Despite pleas from his mother and new wife and promises to reform, a prolific Spokane County burglar failed Wednesday to convince a judge he deserves another chance.
Even defense attorney Tracy Collins acknowledged that Christopher John Cannata, 32, had “about run himself out of rope” by the time he stood before Superior Court Judge Maryann Moreno to be sentenced for residential burglary and unlawful possession of a firearm. But Collins blamed Cannata’s record of 19 criminal convictions on an untreated drug problem.
Collins called for Moreno to sentence Cannata under a program that substitutes drug treatment for prison time.
“The last time he had treatment, your honor, he was 13 years old,” Collins told Moreno. “It was at Deaconess (Medical Center) and, while he was in that program, he was molested by a priest.”
Collins said Cannata sued the Roman Catholic Church and recently won a settlement. In fact, Deputy Prosecutor Bob Sargent said outside the courtroom, Cannata used part of his sex-abuse settlement to post a $50,000 bail bond in the residential burglary case for which he was sentenced Wednesday.
In that case, Cannata knocked on the front door of a Five Mile Prairie home about 1:20 p.m. on April 5, 2004, then kicked in the back door without realizing resident Elroy Dusbabek was about to step out that door. Dusbabek grabbed a pistol and fired a shot as Cannata fled to a car in which another man was waiting. Dusbabek remembered part of the car’s license plate, and sheriff’s detectives traced the vehicle to Jennifer K. Pavlin, who got a license to marry Cannata about a month ago.
In court Wednesday, Dusbabek said he hoped Cannata gets drug treatment but thought he should do it in prison.
“This needs to come to an end,” Dusbabek said. “It looks like he has had a lot of chances.”
Moreno agreed and asked Cannata why he hadn’t taken advantage of the drug treatment programs that were available during his previous incarcerations.
“I used my addiction pretty much as a security blanket pretty much from the time I was 13,” Cannata told Moreno.
Pavlin said she met Cannata three days after he got out of prison the last time and helped him in an unsuccessful six-month search for a job.
“Unfortunately, with his record, society doesn’t want him anymore,” Pavlin said.
Collins said Cannata’s marriage to Pavlin, who has no history of drug use or crime, gives Cannata hope. But that hope might not survive a long prison term, Collins said.
“Oftentimes, I look at her and I wonder, ‘What was she thinking?’ ” Collins said.
Cannata’s record of burglaries, thefts and drug use is “atrocious,” Collins acknowledged. But, “we don’t have any steady indication that Mr. Cannata is a violent person.”
The residential burglary charge to which Cannata pleaded guilty May 13 – along with a recent unrelated charge of second-degree unlawful possession of a firearm – was more like an attempted burglary because Cannata never got inside, Collins told Moreno.

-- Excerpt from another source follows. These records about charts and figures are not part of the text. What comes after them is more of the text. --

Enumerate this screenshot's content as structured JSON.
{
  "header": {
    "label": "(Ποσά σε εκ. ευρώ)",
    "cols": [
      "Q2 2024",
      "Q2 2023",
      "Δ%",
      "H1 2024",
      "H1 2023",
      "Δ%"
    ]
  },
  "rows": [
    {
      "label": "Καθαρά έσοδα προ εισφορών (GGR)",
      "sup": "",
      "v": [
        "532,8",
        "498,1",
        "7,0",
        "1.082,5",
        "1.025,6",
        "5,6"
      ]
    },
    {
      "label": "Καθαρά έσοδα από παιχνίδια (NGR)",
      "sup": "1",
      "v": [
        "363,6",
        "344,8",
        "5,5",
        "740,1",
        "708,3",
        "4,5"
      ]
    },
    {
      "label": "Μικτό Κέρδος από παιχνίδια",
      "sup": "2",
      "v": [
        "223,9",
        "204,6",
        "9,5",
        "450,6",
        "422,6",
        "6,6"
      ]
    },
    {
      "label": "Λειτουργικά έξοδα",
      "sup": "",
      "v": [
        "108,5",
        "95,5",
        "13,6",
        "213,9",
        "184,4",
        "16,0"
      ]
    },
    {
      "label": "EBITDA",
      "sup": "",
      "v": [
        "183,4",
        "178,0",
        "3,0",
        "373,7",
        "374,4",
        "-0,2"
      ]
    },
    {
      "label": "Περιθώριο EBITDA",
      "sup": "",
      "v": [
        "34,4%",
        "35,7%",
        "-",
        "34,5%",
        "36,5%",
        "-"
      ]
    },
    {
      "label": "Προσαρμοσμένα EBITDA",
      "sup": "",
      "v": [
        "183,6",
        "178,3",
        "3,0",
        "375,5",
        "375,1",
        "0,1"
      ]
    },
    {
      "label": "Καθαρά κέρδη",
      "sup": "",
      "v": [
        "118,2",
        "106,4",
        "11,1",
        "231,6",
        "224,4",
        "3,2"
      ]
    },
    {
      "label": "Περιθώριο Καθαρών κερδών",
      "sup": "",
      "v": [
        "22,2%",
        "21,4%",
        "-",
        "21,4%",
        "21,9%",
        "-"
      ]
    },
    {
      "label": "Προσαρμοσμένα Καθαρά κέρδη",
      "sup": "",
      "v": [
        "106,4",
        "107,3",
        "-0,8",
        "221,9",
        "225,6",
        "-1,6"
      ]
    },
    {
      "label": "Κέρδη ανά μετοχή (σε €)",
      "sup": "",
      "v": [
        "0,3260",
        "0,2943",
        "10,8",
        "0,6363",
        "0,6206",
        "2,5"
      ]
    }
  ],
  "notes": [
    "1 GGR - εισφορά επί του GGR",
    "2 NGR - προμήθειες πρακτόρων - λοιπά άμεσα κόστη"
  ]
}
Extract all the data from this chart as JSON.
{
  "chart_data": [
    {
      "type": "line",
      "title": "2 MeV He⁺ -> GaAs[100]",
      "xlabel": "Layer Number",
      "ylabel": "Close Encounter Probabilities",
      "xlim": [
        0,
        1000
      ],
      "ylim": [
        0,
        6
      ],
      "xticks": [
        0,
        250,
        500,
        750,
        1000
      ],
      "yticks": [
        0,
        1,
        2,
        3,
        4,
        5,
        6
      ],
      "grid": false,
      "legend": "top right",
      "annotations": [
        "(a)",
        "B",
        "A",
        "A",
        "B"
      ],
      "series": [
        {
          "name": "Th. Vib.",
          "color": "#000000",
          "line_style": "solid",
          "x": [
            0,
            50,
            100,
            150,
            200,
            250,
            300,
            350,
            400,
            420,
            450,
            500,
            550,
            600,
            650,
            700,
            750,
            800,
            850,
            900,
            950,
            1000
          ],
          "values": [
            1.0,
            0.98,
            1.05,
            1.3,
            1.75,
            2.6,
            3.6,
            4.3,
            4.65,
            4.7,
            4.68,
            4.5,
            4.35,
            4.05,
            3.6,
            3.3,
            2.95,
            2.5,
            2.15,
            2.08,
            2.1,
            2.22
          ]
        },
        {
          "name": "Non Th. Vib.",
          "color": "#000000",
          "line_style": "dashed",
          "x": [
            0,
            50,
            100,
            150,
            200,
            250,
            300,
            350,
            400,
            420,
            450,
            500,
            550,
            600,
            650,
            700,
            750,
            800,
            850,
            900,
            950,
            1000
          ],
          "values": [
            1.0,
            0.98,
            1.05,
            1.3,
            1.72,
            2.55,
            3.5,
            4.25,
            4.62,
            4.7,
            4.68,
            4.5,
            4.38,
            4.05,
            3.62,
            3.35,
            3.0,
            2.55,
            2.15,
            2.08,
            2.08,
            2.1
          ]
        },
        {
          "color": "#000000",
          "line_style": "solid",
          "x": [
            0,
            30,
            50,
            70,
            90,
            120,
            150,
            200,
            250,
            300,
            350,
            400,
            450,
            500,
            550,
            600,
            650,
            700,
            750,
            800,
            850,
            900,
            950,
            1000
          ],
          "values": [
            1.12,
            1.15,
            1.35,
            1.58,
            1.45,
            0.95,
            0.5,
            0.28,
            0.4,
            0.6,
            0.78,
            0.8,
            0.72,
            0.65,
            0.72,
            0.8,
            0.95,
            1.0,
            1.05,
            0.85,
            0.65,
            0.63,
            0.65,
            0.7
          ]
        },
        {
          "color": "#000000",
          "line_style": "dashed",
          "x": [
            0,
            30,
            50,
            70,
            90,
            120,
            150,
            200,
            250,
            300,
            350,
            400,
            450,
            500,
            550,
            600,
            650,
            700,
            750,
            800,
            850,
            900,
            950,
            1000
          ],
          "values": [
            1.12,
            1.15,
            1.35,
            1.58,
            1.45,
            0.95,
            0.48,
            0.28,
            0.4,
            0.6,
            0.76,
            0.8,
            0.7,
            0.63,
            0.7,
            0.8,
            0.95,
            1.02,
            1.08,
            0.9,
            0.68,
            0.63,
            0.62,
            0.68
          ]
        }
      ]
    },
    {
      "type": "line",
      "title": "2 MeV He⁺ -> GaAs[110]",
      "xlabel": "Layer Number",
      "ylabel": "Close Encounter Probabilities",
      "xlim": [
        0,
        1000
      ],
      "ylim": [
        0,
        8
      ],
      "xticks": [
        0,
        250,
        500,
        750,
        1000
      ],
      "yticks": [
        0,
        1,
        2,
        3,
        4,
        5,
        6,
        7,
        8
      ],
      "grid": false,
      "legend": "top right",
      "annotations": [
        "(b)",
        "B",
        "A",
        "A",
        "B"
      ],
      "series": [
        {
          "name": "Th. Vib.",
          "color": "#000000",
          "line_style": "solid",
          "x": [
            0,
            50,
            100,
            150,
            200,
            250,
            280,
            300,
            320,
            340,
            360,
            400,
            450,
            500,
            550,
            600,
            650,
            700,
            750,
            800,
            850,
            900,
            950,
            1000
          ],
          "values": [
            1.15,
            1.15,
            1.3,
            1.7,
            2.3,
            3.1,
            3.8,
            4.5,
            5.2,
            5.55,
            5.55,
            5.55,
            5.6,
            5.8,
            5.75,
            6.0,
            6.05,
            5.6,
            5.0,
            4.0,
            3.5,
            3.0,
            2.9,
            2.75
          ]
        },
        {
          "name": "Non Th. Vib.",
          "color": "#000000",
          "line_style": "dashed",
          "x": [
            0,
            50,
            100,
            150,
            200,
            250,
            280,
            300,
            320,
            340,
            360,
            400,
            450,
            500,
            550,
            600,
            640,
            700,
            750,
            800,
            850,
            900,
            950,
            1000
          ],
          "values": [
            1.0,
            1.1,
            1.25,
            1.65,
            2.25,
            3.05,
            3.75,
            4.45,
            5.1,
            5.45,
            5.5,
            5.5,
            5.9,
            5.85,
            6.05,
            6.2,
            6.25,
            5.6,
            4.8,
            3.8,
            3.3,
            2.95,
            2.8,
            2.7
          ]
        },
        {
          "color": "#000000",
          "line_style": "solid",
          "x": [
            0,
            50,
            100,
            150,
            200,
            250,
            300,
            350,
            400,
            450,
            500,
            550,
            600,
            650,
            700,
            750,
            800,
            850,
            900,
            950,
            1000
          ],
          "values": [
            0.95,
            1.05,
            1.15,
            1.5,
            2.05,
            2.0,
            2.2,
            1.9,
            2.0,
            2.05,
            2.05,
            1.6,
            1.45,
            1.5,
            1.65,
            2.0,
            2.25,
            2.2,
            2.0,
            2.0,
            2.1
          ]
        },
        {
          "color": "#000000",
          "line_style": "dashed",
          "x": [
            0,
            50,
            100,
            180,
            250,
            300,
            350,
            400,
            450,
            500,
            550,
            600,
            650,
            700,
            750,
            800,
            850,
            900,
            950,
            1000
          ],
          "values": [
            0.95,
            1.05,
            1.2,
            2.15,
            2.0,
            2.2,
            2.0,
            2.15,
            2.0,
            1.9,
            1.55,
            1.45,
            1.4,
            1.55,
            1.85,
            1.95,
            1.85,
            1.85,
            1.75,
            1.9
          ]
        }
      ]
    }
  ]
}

Cannata and his mother, Sue Cannata, apologized to Dusbabek and expressed gratitude that neither man was injured. Dusbabek said he didn’t intend to hit Cannata when he shot at him, but he wondered what might have happened if Cannata had burst in on an elderly woman who might have died of a heart attack.
Moreno told Cannata she might give someone with a couple of prior convictions a break, but Cannata’s record was “appalling.”
“I have a responsibility to everyone, not just you,” Moreno said, rejecting Cannata’s bid for sentencing under a special drug program called DOSA.
The program provides midrange standard sentences, with half of the prison time converted to drug treatment in the community. Sargent said Cannata might have served as little as 18 months in prison under a DOSA sentence because defendants convicted of property crimes can get their sentences cut in half for good behavior in prison.
Instead, Moreno gave Cannata a midrange sentence of almost six years, meaning he will serve about three if he behaves well in prison. Cannata’s standard range was 51/4 years to seven years.